Następnie w sutrach therawady pojawia się taka sama lista, określająca rodzaje osób będących niewłaściwymi partnerami w stosunkach płciowych – to jest ta sama lista. Widzimy więc, że już bardzo wcześnie, od samego początku, występuje bardzo ścisły związek pomiędzy etyką seksualną dla mnichów i mniszek oraz etyką seksualną dla osób świeckich.

W samych suttach – suttach therawady w języku palijskim – wyjaśnia się, że to są partnerzy nieodpowiedni zasadniczo z tego powodu, że stosunek płciowy z którymś z nich prowadzi do popełnienia wielu dalszych destruktywnych czynów. Może prowadzić do kłamania na ten temat, a jeśli odkryje to opiekun czy mąż tej osoby, to możemy wręcz zabić go, czy też ukraść coś w celu przekupienia go, lub też mogłoby to prowadzić do kłótni we własnej rodzinie. W podobny sposób mogłoby więc pojawić się bardzo wiele rozmaitych destrukcyjnych działań. W suttach palijskich podaje się cały ich spis.

Jeśli przyjrzymy się późniejszej literaturze palijskiej, komentarzom, to wyjaśniają one, że odbywając stosunek płciowy z kobietą, której opiekun nie dał na to przyzwolenia, jedynie mężczyzna popełnia wykroczenie karmiczne. Kobieta nie popełnia wykroczenia karmicznego, o ile przed lub w trakcie stosunku nie rozwija w sobie pożądania i przywiązania. Jest to równoległe do jednej z zasad dotyczących mnichów i mniszek. Jeśli mniszka zostaje zgwałcona, to o ile podczas tego gwałtu nie wzbudziła w sobie pożądania i przywiązania, to nie traci swoich ślubów. A zatem jest to podobne – jeśli kobieta zostaje wzięta siłą i nie wzbudzi w sobie żadnego pożądania czy przywiązania, to nie popełnia żadnego wykroczenia karmicznego. Dodaje się tam również – czego nie znalazłem w żadnym innym tekście buddyjskim z żadnej innej tradycji buddyjskiej – że jeśli para otrzymuje przyzwolenie ze strony męża czy opiekuna, to wtedy ani mężczyzna, ani kobieta nie popełniają żadnego wykroczenia karmicznego. Jeśli więc rodzice mówią: „Dobrze, moja córka jest już aktywna seksualnie”, to wtedy jest to w porządku. Ale gdyby rodzice bardzo się temu sprzeciwiali, wtedy byłoby to wykroczeniem karmicznym. I widzimy, dlaczego tak jest, ponieważ moglibyśmy zostać zmuszeni do kłamstwa na ten temat. Gdyby rodzice to odkryli, mogłoby to spowodować kłótnie i wielkie problemy.

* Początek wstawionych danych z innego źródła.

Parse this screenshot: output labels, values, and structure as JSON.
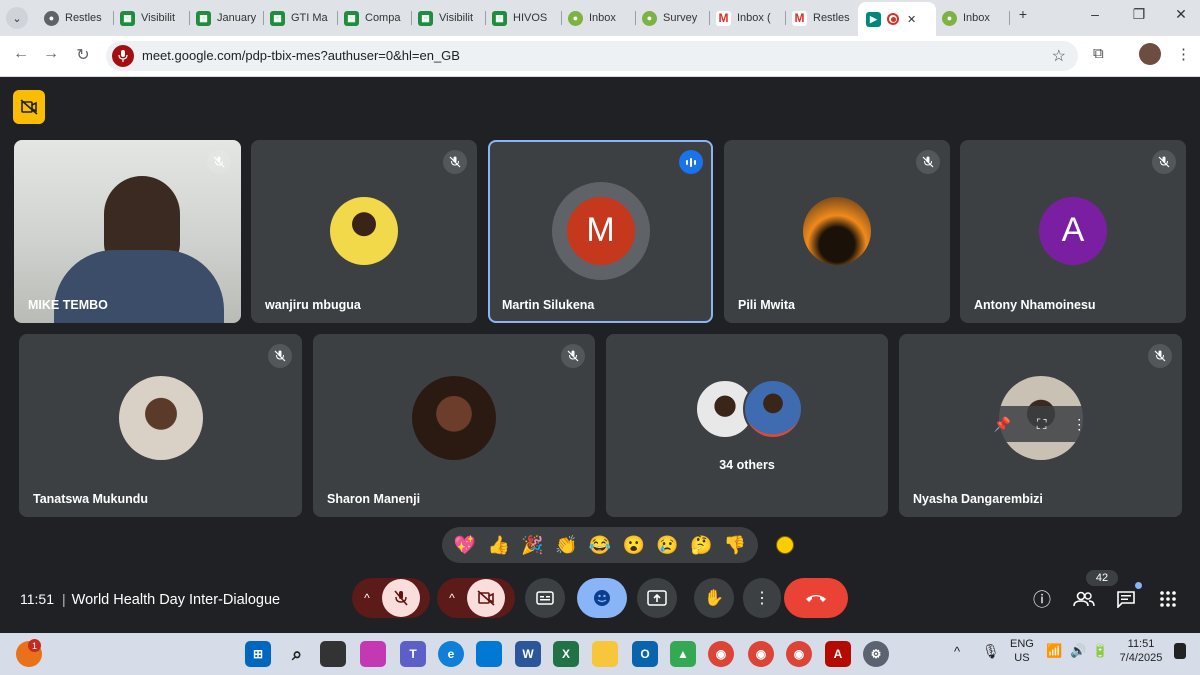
{
  "browser": {
    "tabs": [
      {
        "label": "Restles",
        "icon": "globe-icon"
      },
      {
        "label": "Visibilit",
        "icon": "sheets-icon"
      },
      {
        "label": "January",
        "icon": "sheets-icon"
      },
      {
        "label": "GTI Ma",
        "icon": "sheets-icon"
      },
      {
        "label": "Compa",
        "icon": "sheets-icon"
      },
      {
        "label": "Visibilit",
        "icon": "sheets-icon"
      },
      {
        "label": "HIVOS",
        "icon": "sheets-icon"
      },
      {
        "label": "Inbox",
        "icon": "surveycto-icon"
      },
      {
        "label": "Survey",
        "icon": "surveycto-icon"
      },
      {
        "label": "Inbox (",
        "icon": "gmail-icon"
      },
      {
        "label": "Restles",
        "icon": "gmail-icon"
      },
      {
        "label": "",
        "icon": "meet-icon"
      },
      {
        "label": "Inbox",
        "icon": "surveycto-icon"
      }
    ],
    "url": "meet.google.com/pdp-tbix-mes?authuser=0&hl=en_GB",
    "new_tab": "+",
    "minimize": "–",
    "restore": "❐",
    "close": "✕"
  },
  "meeting": {
    "participants": [
      {
        "name": "MIKE TEMBO",
        "muted": true,
        "type": "video"
      },
      {
        "name": "wanjiru mbugua",
        "muted": true,
        "type": "photo"
      },
      {
        "name": "Martin Silukena",
        "muted": false,
        "type": "letter",
        "letter": "M",
        "color": "#c5381d",
        "speaking": true
      },
      {
        "name": "Pili Mwita",
        "muted": true,
        "type": "photo"
      },
      {
        "name": "Antony Nhamoinesu",
        "muted": true,
        "type": "letter",
        "letter": "A",
        "color": "#7b1fa2"
      },
      {
        "name": "Tanatswa Mukundu",
        "muted": true,
        "type": "photo"
      },
      {
        "name": "Sharon Manenji",
        "muted": true,
        "type": "photo"
      },
      {
        "name": "34 others",
        "type": "group"
      },
      {
        "name": "Nyasha Dangarembizi",
        "muted": true,
        "type": "photo"
      }
    ],
    "reactions": [
      "💖",
      "👍",
      "🎉",
      "👏",
      "😂",
      "😮",
      "😢",
      "🤔",
      "👎"
    ],
    "time": "11:51",
    "separator": "|",
    "title": "World Health Day Inter-Dialogue",
    "participant_count": "42",
    "accent_color": "#8ab4f8",
    "end_call_color": "#ea4335"
  },
  "taskbar": {
    "notification_count": "1",
    "language": "ENG",
    "region": "US",
    "clock_time": "11:51",
    "clock_date": "7/4/2025"
  }
}
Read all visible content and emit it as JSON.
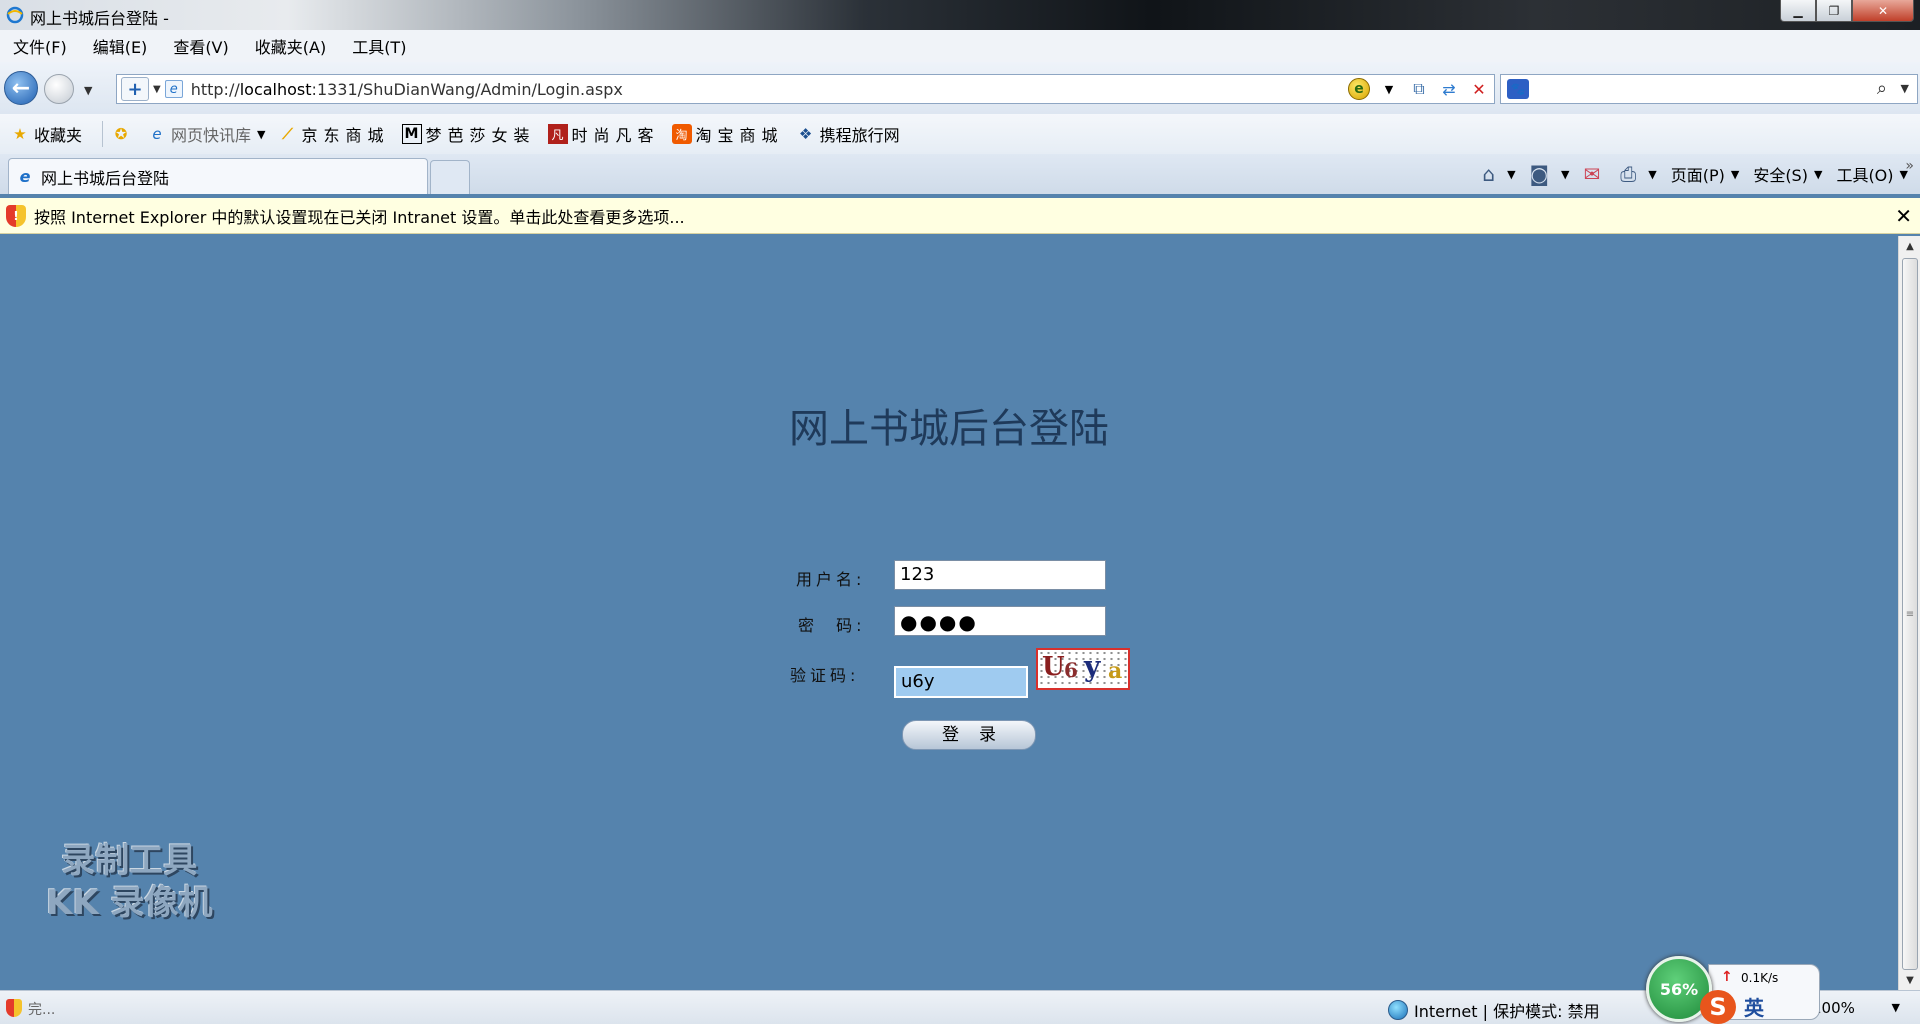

Pamiętajmy, że cała sprawa dotyczy tego, jak wiele cierpienia i problemów spowoduje nasze zachowanie seksualne. Nie ma to nic wspólnego z byciem kimś dobrym lub złym. Nie ma tu też żadnej wzmianki o tym, czy kobieta w tym przypadku chce odbyć ten stosunek, czy nie. Tak więc z naszego punktu widzenia popatrzylibyśmy na to i powiedzieli: „Ejże, a co z tymi rodzicami w Azji Południowo-Wschodniej, którzy są bardzo biedni i dają córce pozwolenie, sprzedając ją, jako prostytutkę. Czy to jest wtedy w porządku, ponieważ dziewczyna ma zgodę od rodziców”? W tekstach nie wyszczególnia się tego, czy to zależy od chęci kobiety do odbycia stosunku, czy nie. Jest to, oczywiście, ten przypadek, że jeśli coś nie zostało wspomniane wprost, to wcale nie oznacza, że to nie wynika z podanego opisu.

Znów więc, do analizowania tego trzeba użyć własnej rozróżniającej świadomości.

Jeśli popatrzymy na teksty winaji niektórych innych wczesnych tradycji – było osiemnaście tradycji hinajany, każda z własną winają – to odkrywamy, że wymienia się kilka dodatkowych kategorii nieodpowiednich partnerów. Zobaczymy, że to jest duży problem, że całe to omawianie etyki seksualnej jest opisywane wyłącznie z punktu widzenia mężczyzny. Tak więc, czy oznacza to, że tylko z tego powodu, że nie wyjaśnia się tego pod kątem nieodpowiednich partnerów dla kobiet, to nie ma żadnej etyki seksualnej dla kobiet? Oczywiście, że nie. To jest coś domyślnie zawartego w tym objaśnieniu, że powinniśmy ułożyć równoległą listę w odniesieniu do kobiet. W niektórych z winaji dodaje się mniszkę, która złożyła ślub nie odbywania stosunków płciowych oraz więźnia – więźniem jest ktoś, kogo król trzyma w areszcie i gdybyśmy zabrali tę osobę na zewnątrz i odbyli z nią stosunek płciowy, to byłoby nieodpowiednie, bowiem ten więzień należy do króla.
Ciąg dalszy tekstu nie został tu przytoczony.